When she’d walked through the impoverished streets of Kalakankar just a few weeks back, she’d imagined setting up a hospital in Brajesh Singh’s name. She now told Greenbaum she wanted to use her money to do this. As Alan Schwartz remembered, “We were very skeptical about setting up a foundation in some hospital in India in remembrance of her former lover, but we acceded to her wishes.”24
Two trusts were established: The Alliluyeva Charitable Trust and the Alliluyeva Trust. Her charitable trust would eventually pay $200,000 to build the Brajesh Singh hospital, with $250,000 set aside in investments to pay for the hospital’s maintenance. The rest of Svetlana’s money went into the Alliluyeva Trust, from which she received $1,500 every month to live on. She f
elt this was more than enough.25
Robert Rayle had warned her that her manuscript was all that stood “between her and the poorhouse.” It had turned her into a millionaire.

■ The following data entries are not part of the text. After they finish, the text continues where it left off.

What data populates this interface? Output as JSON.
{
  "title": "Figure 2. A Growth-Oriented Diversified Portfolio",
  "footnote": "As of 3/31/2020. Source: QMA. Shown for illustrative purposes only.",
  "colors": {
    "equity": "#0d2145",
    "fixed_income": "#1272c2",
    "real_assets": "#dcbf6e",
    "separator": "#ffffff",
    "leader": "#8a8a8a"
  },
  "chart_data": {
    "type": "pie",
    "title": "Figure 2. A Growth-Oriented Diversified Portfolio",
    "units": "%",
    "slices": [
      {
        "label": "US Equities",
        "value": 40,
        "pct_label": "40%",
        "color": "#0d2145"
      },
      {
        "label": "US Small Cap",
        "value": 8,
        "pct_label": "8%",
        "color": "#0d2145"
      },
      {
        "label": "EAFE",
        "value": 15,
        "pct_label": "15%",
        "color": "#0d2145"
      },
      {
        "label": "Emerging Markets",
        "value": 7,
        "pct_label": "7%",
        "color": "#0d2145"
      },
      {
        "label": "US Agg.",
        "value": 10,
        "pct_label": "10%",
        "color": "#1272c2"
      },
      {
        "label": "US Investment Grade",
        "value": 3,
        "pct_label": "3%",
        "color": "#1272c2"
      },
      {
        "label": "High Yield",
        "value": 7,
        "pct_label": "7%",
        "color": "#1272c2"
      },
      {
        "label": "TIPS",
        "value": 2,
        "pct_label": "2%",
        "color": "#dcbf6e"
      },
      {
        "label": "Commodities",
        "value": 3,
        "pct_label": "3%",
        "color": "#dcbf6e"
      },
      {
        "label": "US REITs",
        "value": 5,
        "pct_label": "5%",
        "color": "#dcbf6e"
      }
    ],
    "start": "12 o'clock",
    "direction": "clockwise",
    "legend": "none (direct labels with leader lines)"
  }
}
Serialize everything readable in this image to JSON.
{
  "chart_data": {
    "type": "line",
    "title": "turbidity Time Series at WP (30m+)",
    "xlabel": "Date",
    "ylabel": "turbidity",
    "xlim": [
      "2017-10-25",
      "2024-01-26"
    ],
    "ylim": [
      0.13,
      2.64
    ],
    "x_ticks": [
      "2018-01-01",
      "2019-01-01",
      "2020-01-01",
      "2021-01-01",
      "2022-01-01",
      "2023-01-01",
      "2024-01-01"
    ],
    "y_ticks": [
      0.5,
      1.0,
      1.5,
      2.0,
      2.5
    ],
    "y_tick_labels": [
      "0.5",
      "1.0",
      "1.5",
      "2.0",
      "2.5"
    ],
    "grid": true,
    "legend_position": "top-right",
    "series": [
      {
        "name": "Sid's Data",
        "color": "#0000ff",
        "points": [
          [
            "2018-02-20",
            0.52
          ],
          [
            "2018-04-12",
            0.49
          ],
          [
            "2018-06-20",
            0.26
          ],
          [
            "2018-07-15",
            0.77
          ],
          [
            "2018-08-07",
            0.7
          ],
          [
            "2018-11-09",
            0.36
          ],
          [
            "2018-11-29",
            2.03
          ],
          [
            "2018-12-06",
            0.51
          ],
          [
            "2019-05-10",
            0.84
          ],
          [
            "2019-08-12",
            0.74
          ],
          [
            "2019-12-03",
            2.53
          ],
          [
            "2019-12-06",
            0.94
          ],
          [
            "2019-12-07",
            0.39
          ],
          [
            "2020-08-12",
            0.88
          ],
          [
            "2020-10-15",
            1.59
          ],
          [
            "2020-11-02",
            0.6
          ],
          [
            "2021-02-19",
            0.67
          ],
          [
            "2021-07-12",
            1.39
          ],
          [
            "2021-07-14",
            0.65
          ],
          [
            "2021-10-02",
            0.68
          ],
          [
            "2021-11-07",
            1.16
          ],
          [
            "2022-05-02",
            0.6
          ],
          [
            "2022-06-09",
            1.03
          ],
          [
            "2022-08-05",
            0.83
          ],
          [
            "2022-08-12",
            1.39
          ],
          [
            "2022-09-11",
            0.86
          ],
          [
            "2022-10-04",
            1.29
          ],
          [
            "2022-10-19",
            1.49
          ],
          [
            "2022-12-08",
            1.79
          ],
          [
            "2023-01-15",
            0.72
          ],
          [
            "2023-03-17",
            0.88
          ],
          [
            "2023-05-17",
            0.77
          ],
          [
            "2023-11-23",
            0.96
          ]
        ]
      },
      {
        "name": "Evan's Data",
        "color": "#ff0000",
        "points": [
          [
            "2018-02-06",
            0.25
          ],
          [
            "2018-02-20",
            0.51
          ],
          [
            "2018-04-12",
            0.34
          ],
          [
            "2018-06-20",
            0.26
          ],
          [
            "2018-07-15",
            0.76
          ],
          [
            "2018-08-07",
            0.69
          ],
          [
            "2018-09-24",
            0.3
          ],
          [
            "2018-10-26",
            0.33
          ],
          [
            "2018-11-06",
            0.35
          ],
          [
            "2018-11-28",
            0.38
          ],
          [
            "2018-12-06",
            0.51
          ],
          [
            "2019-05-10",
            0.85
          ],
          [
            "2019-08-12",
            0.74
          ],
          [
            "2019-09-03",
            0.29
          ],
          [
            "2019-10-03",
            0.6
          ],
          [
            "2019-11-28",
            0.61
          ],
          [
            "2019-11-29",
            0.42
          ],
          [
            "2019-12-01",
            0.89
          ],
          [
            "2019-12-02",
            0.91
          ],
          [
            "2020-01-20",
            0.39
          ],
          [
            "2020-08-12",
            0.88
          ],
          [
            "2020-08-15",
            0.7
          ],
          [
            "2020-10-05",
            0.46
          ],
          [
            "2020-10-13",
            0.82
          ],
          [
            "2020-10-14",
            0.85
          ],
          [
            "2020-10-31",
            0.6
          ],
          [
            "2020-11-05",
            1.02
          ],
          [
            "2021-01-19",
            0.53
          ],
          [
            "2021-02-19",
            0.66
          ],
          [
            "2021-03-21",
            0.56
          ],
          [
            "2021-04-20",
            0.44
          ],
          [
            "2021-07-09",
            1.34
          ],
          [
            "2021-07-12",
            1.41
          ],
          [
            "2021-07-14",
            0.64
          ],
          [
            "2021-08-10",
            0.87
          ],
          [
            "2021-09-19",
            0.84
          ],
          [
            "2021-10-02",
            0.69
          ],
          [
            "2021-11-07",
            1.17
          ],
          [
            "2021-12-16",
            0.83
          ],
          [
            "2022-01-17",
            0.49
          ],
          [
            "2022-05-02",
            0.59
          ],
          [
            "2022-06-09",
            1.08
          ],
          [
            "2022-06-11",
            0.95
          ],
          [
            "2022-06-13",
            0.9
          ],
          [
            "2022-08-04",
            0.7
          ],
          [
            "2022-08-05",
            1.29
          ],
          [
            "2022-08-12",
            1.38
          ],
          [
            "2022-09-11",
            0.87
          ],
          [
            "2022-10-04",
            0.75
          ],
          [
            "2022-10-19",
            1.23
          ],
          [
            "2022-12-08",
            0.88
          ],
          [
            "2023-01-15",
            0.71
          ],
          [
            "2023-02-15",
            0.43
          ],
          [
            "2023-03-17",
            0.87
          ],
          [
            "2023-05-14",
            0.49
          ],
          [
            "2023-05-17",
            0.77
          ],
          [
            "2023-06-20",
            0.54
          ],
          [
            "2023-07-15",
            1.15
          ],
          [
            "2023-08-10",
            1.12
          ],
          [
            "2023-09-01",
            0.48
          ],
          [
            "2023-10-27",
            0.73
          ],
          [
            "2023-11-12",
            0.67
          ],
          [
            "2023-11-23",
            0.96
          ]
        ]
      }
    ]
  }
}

This was possibly the worst fate that could have befallen her. She was no longer a principled defector who had rejected Communism; she was a very wealthy woman. “What did she intend to do now that she was rich?” was one of the first questions journalists asked when she eventually reached the United States.
The propaganda blowback was intense. The commissars were delighted to point out that Svetlana had always been only after the money. Alliluyeva “is a first-class slanderer of the Soviet system and even of her own father. We will only emphasize that dollars will hardly bring success to the woman without a country, who abandoned home, country, and family and pleased herself in the services of anti-Communism.”26
It was suddenly remembered that in 1941 the Germans had dropped propaganda leaflets on Moscow claiming Stalin was secreting huge sums of money in Swiss banks, ready to flee. No one had believed this at the time, but now his daughter had stopped in Switzerland.27 Even ordinary Soviet citizens were disconcerted.
The rumors made it to Washington. On June 15, in an article entitled “$300 Million in Gold for Svetlana,” the Washington Observer Newsletter wrote that Svetlana herself had insisted on stopping in Switzerland. “The real reason is that she wanted to pick up the $300 million in gold deposited in a Berne bank!” The article claimed that “old ‘bloody Joe’ Stalin” had stashed it in a secret numbered account during the siege of Moscow, and had named Svetlana as “sole beneficiary.” It was reported as a fact, confirmed by “an American intelligence source,” that “Svetlana submitted documentary evidence proving her true identity. . . . The Swiss bank officials have ruled that she has established a valid claim to the Stalin fortune.”28 For now, Svetlana was unaware of the gossip her newfound wealth was provoking.